At the end of the day, a co-worker caught up with me and I admitted I was frustrated, annoyed, and feeling grouchy. Whereupon she gave me a proper, squishy, ribcage-melding bear hug. In fact, such a good and helpful hug we both started to tear up.

Now, that is some serious hugging!

And yes, it did chase the proverbial raincloud away.

PS: My favorite dwarf was Grumpy because I related best to him. Still do.

PPS: WordPress is rolling out a new blog editor called Gutenberg and it’s, uhm, well, at times raincloud-inducing. 😀

Bybanen

I am in love with the city light rail in Bergen, Norway, called “bybanen” (BEE-bah-nen). It took five years after it was built for me to actually ride the darned thing, but after that, it has become my most popular modern addition to this old medieval town. And now they’re building a line to my neck of the woods!

I am excited about getting the light rail in 2022! Yeah, that is a long way off. They started digging in February of this year. I walk past the construction site for the station in Fyllingsdalen (the suburb where I live and work) nearly daily. I’ve been trying to document (sort of) the changes construction is creating in my neighborhood.

The start of construction of “bybanen” in Fyllingsdalen, March 2018

5 months later and all those pipes on first picture are underground

Bergen being Bergen, there are strong opinions for and against the light rail. A lot of people think it’s a waste of space and money, inferior to better bus routes, and ohmygawd it takes a full 45 minutes from downtown to the airport!!!

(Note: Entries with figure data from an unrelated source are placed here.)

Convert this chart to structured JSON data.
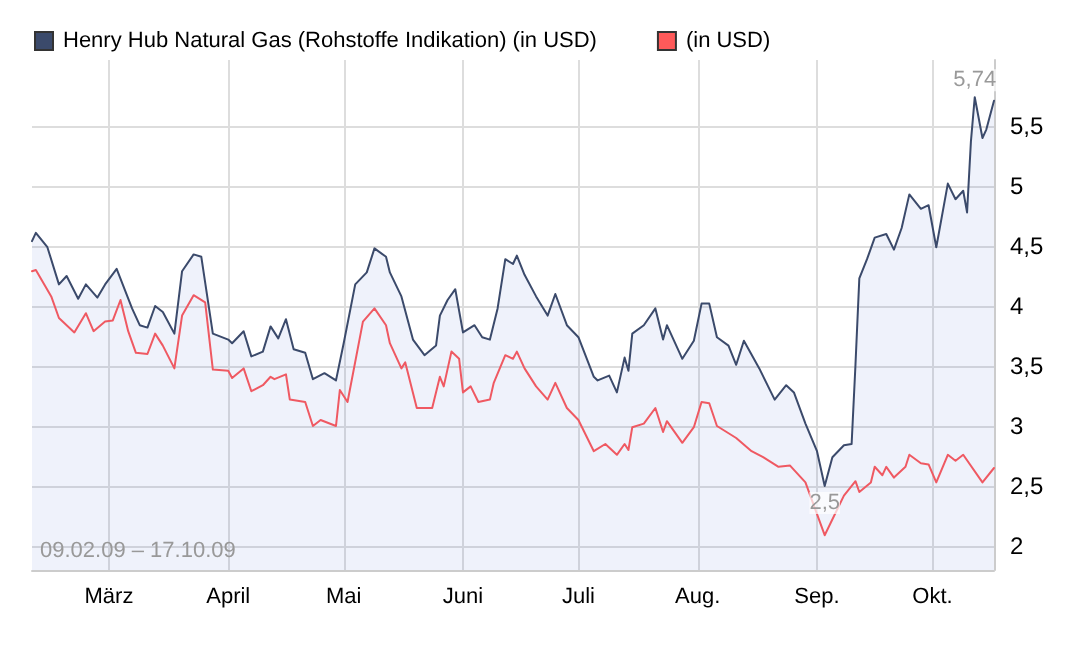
{
  "chart_data": {
    "type": "area",
    "xlim": [
      "--02-09",
      "--10-17"
    ],
    "ylim": [
      1.8,
      6.05
    ],
    "xticks": [
      {
        "value": "--03-01",
        "label": "März"
      },
      {
        "value": "--04-01",
        "label": "April"
      },
      {
        "value": "--05-01",
        "label": "Mai"
      },
      {
        "value": "--06-01",
        "label": "Juni"
      },
      {
        "value": "--07-01",
        "label": "Juli"
      },
      {
        "value": "--08-01",
        "label": "Aug."
      },
      {
        "value": "--09-01",
        "label": "Sep."
      },
      {
        "value": "--10-01",
        "label": "Okt."
      }
    ],
    "yticks": [
      2,
      {
        "value": 2.5,
        "label": "2,5"
      },
      3,
      {
        "value": 3.5,
        "label": "3,5"
      },
      4,
      {
        "value": 4.5,
        "label": "4,5"
      },
      5,
      {
        "value": 5.5,
        "label": "5,5"
      }
    ],
    "grid": true,
    "legend": "top left",
    "marker": "none",
    "line_style": "solid",
    "annotations": [
      "09.02.09 – 17.10.09",
      {
        "text": "5,74",
        "x": "--10-12",
        "y": 5.74
      },
      {
        "text": "2,5",
        "x": "--09-03",
        "y": 2.5
      }
    ],
    "series": [
      {
        "name": "Henry Hub Natural Gas (Rohstoffe Indikation) (in USD)",
        "color": "#3b4a6b",
        "x": [
          "--02-09",
          "--02-10",
          "--02-13",
          "--02-16",
          "--02-18",
          "--02-21",
          "--02-23",
          "--02-26",
          "--02-28",
          "--03-03",
          "--03-07",
          "--03-09",
          "--03-11",
          "--03-13",
          "--03-15",
          "--03-18",
          "--03-20",
          "--03-23",
          "--03-25",
          "--03-28",
          "--04-01",
          "--04-02",
          "--04-05",
          "--04-07",
          "--04-10",
          "--04-12",
          "--04-14",
          "--04-16",
          "--04-18",
          "--04-21",
          "--04-23",
          "--04-26",
          "--04-29",
          "--05-01",
          "--05-04",
          "--05-07",
          "--05-09",
          "--05-12",
          "--05-13",
          "--05-16",
          "--05-19",
          "--05-22",
          "--05-25",
          "--05-26",
          "--05-28",
          "--05-30",
          "--06-01",
          "--06-04",
          "--06-06",
          "--06-08",
          "--06-10",
          "--06-12",
          "--06-14",
          "--06-15",
          "--06-17",
          "--06-20",
          "--06-23",
          "--06-25",
          "--06-28",
          "--07-01",
          "--07-05",
          "--07-06",
          "--07-09",
          "--07-11",
          "--07-13",
          "--07-14",
          "--07-15",
          "--07-18",
          "--07-21",
          "--07-23",
          "--07-24",
          "--07-28",
          "--07-31",
          "--08-02",
          "--08-04",
          "--08-06",
          "--08-09",
          "--08-11",
          "--08-13",
          "--08-17",
          "--08-21",
          "--08-24",
          "--08-26",
          "--08-29",
          "--09-01",
          "--09-03",
          "--09-05",
          "--09-08",
          "--09-10",
          "--09-11",
          "--09-12",
          "--09-14",
          "--09-16",
          "--09-19",
          "--09-21",
          "--09-23",
          "--09-25",
          "--09-28",
          "--09-30",
          "--10-02",
          "--10-05",
          "--10-07",
          "--10-09",
          "--10-10",
          "--10-11",
          "--10-12",
          "--10-14",
          "--10-15",
          "--10-17"
        ],
        "values": [
          4.54,
          4.61,
          4.49,
          4.18,
          4.25,
          4.06,
          4.18,
          4.07,
          4.18,
          4.31,
          3.98,
          3.84,
          3.82,
          4.0,
          3.95,
          3.77,
          4.29,
          4.43,
          4.41,
          3.77,
          3.72,
          3.69,
          3.79,
          3.58,
          3.62,
          3.83,
          3.73,
          3.89,
          3.64,
          3.61,
          3.39,
          3.44,
          3.38,
          3.69,
          4.18,
          4.28,
          4.48,
          4.41,
          4.28,
          4.08,
          3.72,
          3.59,
          3.67,
          3.92,
          4.05,
          4.14,
          3.78,
          3.84,
          3.74,
          3.72,
          3.98,
          4.39,
          4.35,
          4.42,
          4.26,
          4.08,
          3.92,
          4.1,
          3.84,
          3.74,
          3.41,
          3.38,
          3.42,
          3.28,
          3.57,
          3.46,
          3.77,
          3.84,
          3.98,
          3.72,
          3.84,
          3.56,
          3.71,
          4.02,
          4.02,
          3.74,
          3.67,
          3.51,
          3.71,
          3.48,
          3.22,
          3.34,
          3.28,
          3.02,
          2.79,
          2.5,
          2.74,
          2.84,
          2.85,
          3.51,
          4.23,
          4.39,
          4.57,
          4.6,
          4.47,
          4.65,
          4.93,
          4.81,
          4.84,
          4.49,
          5.02,
          4.89,
          4.96,
          4.78,
          5.37,
          5.74,
          5.4,
          5.47,
          5.71
        ]
      },
      {
        "name": "(in USD)",
        "type": "line",
        "color": "#ff5a5a",
        "x": [
          "--02-09",
          "--02-10",
          "--02-14",
          "--02-16",
          "--02-20",
          "--02-23",
          "--02-25",
          "--02-28",
          "--03-02",
          "--03-04",
          "--03-06",
          "--03-08",
          "--03-11",
          "--03-13",
          "--03-15",
          "--03-18",
          "--03-20",
          "--03-23",
          "--03-26",
          "--03-28",
          "--04-01",
          "--04-02",
          "--04-05",
          "--04-07",
          "--04-10",
          "--04-12",
          "--04-13",
          "--04-16",
          "--04-17",
          "--04-21",
          "--04-23",
          "--04-25",
          "--04-29",
          "--04-30",
          "--05-02",
          "--05-06",
          "--05-09",
          "--05-12",
          "--05-13",
          "--05-16",
          "--05-17",
          "--05-20",
          "--05-24",
          "--05-26",
          "--05-27",
          "--05-29",
          "--05-31",
          "--06-01",
          "--06-03",
          "--06-05",
          "--06-08",
          "--06-09",
          "--06-12",
          "--06-14",
          "--06-15",
          "--06-17",
          "--06-20",
          "--06-23",
          "--06-25",
          "--06-28",
          "--07-01",
          "--07-05",
          "--07-08",
          "--07-11",
          "--07-13",
          "--07-14",
          "--07-15",
          "--07-18",
          "--07-21",
          "--07-23",
          "--07-24",
          "--07-28",
          "--07-31",
          "--08-02",
          "--08-04",
          "--08-06",
          "--08-11",
          "--08-15",
          "--08-18",
          "--08-22",
          "--08-25",
          "--08-29",
          "--09-03",
          "--09-08",
          "--09-11",
          "--09-12",
          "--09-15",
          "--09-16",
          "--09-18",
          "--09-19",
          "--09-21",
          "--09-24",
          "--09-25",
          "--09-28",
          "--09-30",
          "--10-02",
          "--10-05",
          "--10-07",
          "--10-09",
          "--10-14",
          "--10-17"
        ],
        "values": [
          4.29,
          4.3,
          4.08,
          3.9,
          3.78,
          3.94,
          3.79,
          3.87,
          3.88,
          4.05,
          3.79,
          3.61,
          3.6,
          3.77,
          3.67,
          3.48,
          3.92,
          4.09,
          4.03,
          3.47,
          3.46,
          3.4,
          3.48,
          3.29,
          3.34,
          3.41,
          3.39,
          3.43,
          3.22,
          3.2,
          3.0,
          3.05,
          3.0,
          3.3,
          3.2,
          3.87,
          3.98,
          3.84,
          3.69,
          3.48,
          3.53,
          3.15,
          3.15,
          3.41,
          3.33,
          3.62,
          3.56,
          3.28,
          3.33,
          3.2,
          3.22,
          3.36,
          3.59,
          3.56,
          3.62,
          3.48,
          3.33,
          3.22,
          3.36,
          3.15,
          3.05,
          2.79,
          2.85,
          2.76,
          2.85,
          2.8,
          2.99,
          3.02,
          3.15,
          2.95,
          3.04,
          2.86,
          2.99,
          3.2,
          3.19,
          3.0,
          2.9,
          2.79,
          2.74,
          2.66,
          2.67,
          2.53,
          2.09,
          2.42,
          2.54,
          2.45,
          2.53,
          2.66,
          2.59,
          2.66,
          2.57,
          2.66,
          2.76,
          2.69,
          2.68,
          2.53,
          2.76,
          2.71,
          2.76,
          2.53,
          2.65
        ]
      }
    ]
  }
}
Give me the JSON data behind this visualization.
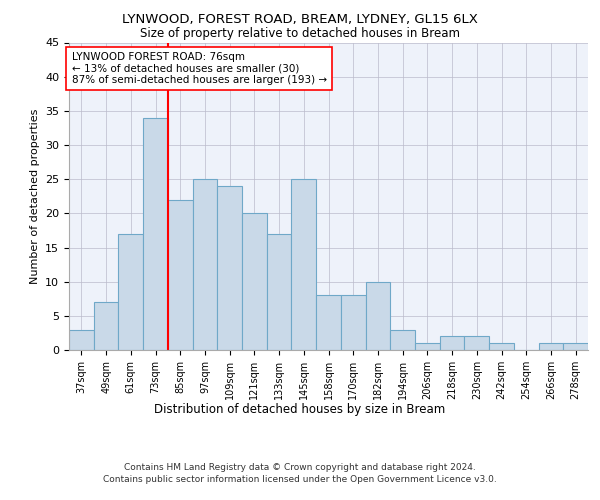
{
  "title_line1": "LYNWOOD, FOREST ROAD, BREAM, LYDNEY, GL15 6LX",
  "title_line2": "Size of property relative to detached houses in Bream",
  "xlabel": "Distribution of detached houses by size in Bream",
  "ylabel": "Number of detached properties",
  "categories": [
    "37sqm",
    "49sqm",
    "61sqm",
    "73sqm",
    "85sqm",
    "97sqm",
    "109sqm",
    "121sqm",
    "133sqm",
    "145sqm",
    "158sqm",
    "170sqm",
    "182sqm",
    "194sqm",
    "206sqm",
    "218sqm",
    "230sqm",
    "242sqm",
    "254sqm",
    "266sqm",
    "278sqm"
  ],
  "values": [
    3,
    7,
    17,
    34,
    22,
    25,
    24,
    20,
    17,
    25,
    8,
    8,
    10,
    3,
    1,
    2,
    2,
    1,
    0,
    1,
    1
  ],
  "bar_color": "#c9d9e8",
  "bar_edge_color": "#6fa8c8",
  "bar_linewidth": 0.8,
  "vline_x_index": 3,
  "vline_color": "red",
  "vline_linewidth": 1.5,
  "ylim": [
    0,
    45
  ],
  "yticks": [
    0,
    5,
    10,
    15,
    20,
    25,
    30,
    35,
    40,
    45
  ],
  "annotation_text": "LYNWOOD FOREST ROAD: 76sqm\n← 13% of detached houses are smaller (30)\n87% of semi-detached houses are larger (193) →",
  "annotation_box_color": "white",
  "annotation_box_edge": "red",
  "annotation_fontsize": 7.5,
  "footer_line1": "Contains HM Land Registry data © Crown copyright and database right 2024.",
  "footer_line2": "Contains public sector information licensed under the Open Government Licence v3.0.",
  "background_color": "#eef2fa",
  "grid_color": "#bbbbcc"
}
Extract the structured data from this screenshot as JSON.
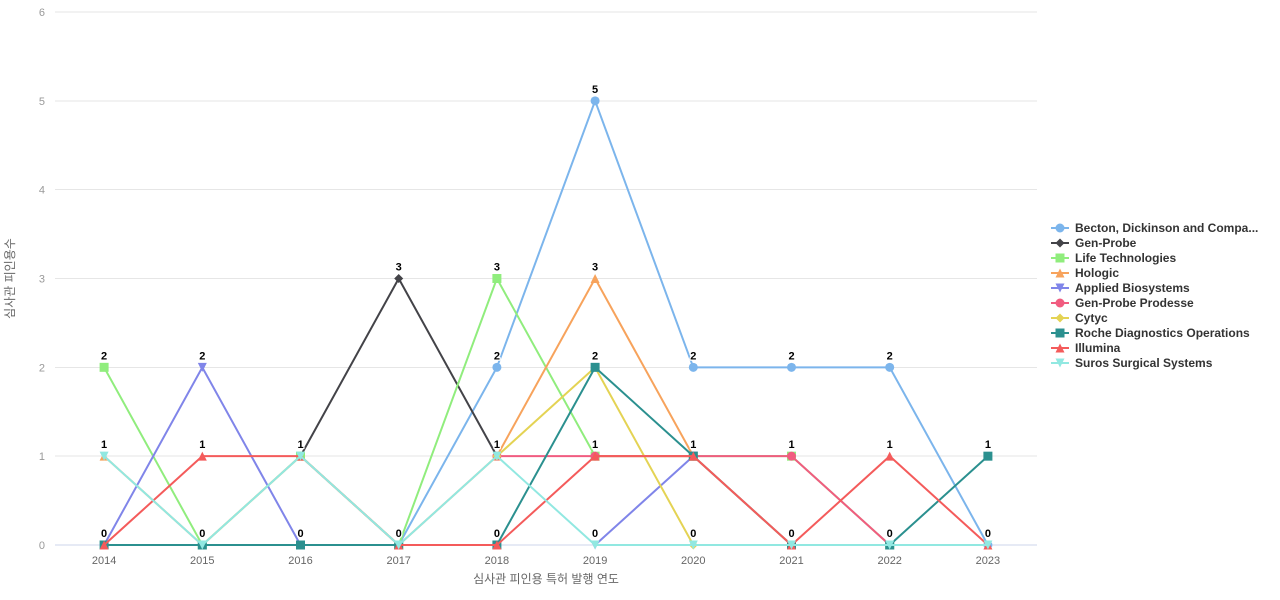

Look, I’ve taken the light rail all the way from Byparken (the downtown stop right next to the city park) to the airport. It takes a predictable amount of time (but the hard seats are not kind to aching hips). It also costs the exact same as the city bus (NOK 37 if you prepay an adult ticket). As a comparison, our nice airport bus costs NOK 115 for a prepaid one-way ticket from downtown.

Anyway, today I got to ride the light rail again. My psychologist’s office is one stop away from the airport, so I ride the rail one stop from the bus terminal. Today I didn’t have to go back to work afterward, so decided to ride to the airport to get a better picture of the “Bergen?” signage—the artwork at the airport that I discovered you can see from the air!